To be honest, I still do it. No, not with my parents, but most definitely in certain environments I find myself in Monday-Thursday, 9-5 and weekends. (Forgive my vagueness as I'd hate to give away too much detail). **Cough**.
It is not uncommon that someone in above the mentioned environment might find me wired up with earphones securely fastened in the upright position. Please note, I did not say they were on, just that they were securely fastened.

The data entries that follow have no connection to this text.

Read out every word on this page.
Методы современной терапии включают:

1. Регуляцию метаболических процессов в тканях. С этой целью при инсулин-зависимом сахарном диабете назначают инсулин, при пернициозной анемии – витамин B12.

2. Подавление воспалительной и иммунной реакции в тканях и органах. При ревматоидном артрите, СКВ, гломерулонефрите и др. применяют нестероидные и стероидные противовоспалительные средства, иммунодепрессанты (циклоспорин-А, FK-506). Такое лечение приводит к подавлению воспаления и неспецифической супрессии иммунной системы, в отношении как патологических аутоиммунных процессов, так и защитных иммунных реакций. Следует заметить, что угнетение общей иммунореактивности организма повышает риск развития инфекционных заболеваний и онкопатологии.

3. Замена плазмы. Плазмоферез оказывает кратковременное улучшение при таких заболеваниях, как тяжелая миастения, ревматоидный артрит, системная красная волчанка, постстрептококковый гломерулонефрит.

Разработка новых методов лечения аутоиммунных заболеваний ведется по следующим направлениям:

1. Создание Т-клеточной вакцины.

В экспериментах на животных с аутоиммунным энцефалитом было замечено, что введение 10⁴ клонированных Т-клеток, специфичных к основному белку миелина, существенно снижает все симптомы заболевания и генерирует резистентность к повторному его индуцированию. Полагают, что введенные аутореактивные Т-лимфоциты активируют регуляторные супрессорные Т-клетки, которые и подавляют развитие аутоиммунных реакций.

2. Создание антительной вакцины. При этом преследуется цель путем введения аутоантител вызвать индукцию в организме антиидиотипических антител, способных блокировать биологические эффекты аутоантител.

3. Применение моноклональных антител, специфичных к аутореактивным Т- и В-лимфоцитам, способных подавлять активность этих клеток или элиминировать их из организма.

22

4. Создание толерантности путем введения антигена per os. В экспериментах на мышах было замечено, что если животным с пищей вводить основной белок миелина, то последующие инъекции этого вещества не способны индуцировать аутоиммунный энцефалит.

When the music has faded and my hands scurry away at the keyboard or, you know, rolling 2000 pennies into thin paper sleeves, still I continue on. Continue on typing. Continue on rolling those pennies. Continue on pretending I don't hear you to the side of me, you to the front of me, you to the other side of me, you to the back of me, you across the way, you who just walked in, you in the office across from me, you walking past in the hallway, and all other you's in a 10 foot radius or whose voice carries at levels audible to an elephant in Ethiopia.
Speaking of which, sometimes I think I might be the elephant in Ethiopia. You know, the one who can't hear, perhaps even the one whose not listening. There are certain things in life I've tried very hard not to hear. I'm sure we all have those things. The things we ignore about ourselves, our lives, the people around us, and ultimately anything we are in denial about.
Denial is a funny thing. We all do it. And the worst part is we know when we're doing it. I think I might be doing it. Or rather, I've been doing it. We all fight different battles, but maybe it's time to accept reality and stop fighting it.
Why is it so scary to live in reality sometimes? I've got the whole "down to earth" thing down (humility, not so much), so perhaps the issue is needing to stop making things make sense to me, on this earth. Maybe reality is much bigger than that.
What reality are you ignoring? I'll tell you mine if you tell me yours-maybe.